I trained in Tensorflow 2 a detection model with Quantization Aware Training (QAT) and then converted this model to ONNX. We convert the model from ONNX to TRT based on the following Nvidia samples code.
When converting this model to TRT, we get the following error:
[TensorRT] ERROR: ../builder/Network.cpp (1653) - Assertion Error in validateExplicitPrecision: 0 (layer.getNbInputs() == 2)
I see that
trtexec handles the dynamic range by setting the dynamic range for all layers in the onnx model, as can be seen here in setTensorScales.
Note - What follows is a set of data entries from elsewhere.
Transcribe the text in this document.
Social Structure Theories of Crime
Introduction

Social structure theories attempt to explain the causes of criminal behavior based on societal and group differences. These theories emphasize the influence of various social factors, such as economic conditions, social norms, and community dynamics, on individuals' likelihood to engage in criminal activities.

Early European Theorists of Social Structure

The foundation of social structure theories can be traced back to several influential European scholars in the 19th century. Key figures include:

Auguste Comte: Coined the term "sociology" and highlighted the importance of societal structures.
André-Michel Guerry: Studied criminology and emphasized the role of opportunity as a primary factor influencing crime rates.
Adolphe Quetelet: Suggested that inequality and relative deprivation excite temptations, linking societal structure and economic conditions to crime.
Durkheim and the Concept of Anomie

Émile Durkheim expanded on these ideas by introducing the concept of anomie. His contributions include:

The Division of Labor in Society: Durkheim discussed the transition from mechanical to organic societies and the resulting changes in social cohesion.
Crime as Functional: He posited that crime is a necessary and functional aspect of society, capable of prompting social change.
I tried to mimic this logic in my python code for the conversion, but it’s not trivial to do set correctly the dynamic ranges for the relevant layers due to the layer fusion that TensorRT applies during conversion. Should I set the dynamic range layers for the QDQ layers? or for the input for the QDQ? or for the input of the inputs of the QDQ? My quantization ops were introduced after the pattern of Conv2d–>BatchNorm–>Activation.
I tried extracting the quantization scale of each QDQ layer, calculating the dynamic range and setting the dynamic range but the model is sensitive as to which layers are being set with the dynamic range. so it seems tricky do set the dynamic range for specific layers.
This dynamic range handling from the ONNX graph should be done automatically during conversion of a QAT model, and not by the customer so the onnx model won’t be altered in a bad way…
Please suggest a way for converting a QAT model from ONNX while utilizing the quantization scale for each layer so we can get its dynamic range correctly.
TensorRT Version : 7.1.2
CUDA Version : 11.0
Operating System + Version : Ubuntu 18.04
Python Version (if applicable) : 3.6
TensorFlow Version (if applicable) : The model was trained on tf 2.3, converted to onnx, and then converted to tensorRT engine.
I can attach a dummy onnx model that helps to reproduce this issue:
basic_model_qat.py (956 Bytes)
dummy_qat_model_range_given_explicit_dims_batch_1.onnx (28.1 KB) for reproducing the issue using the conversion code I attached in the post (just run it without relevance for calibration, so explicit precision of int8 will be set)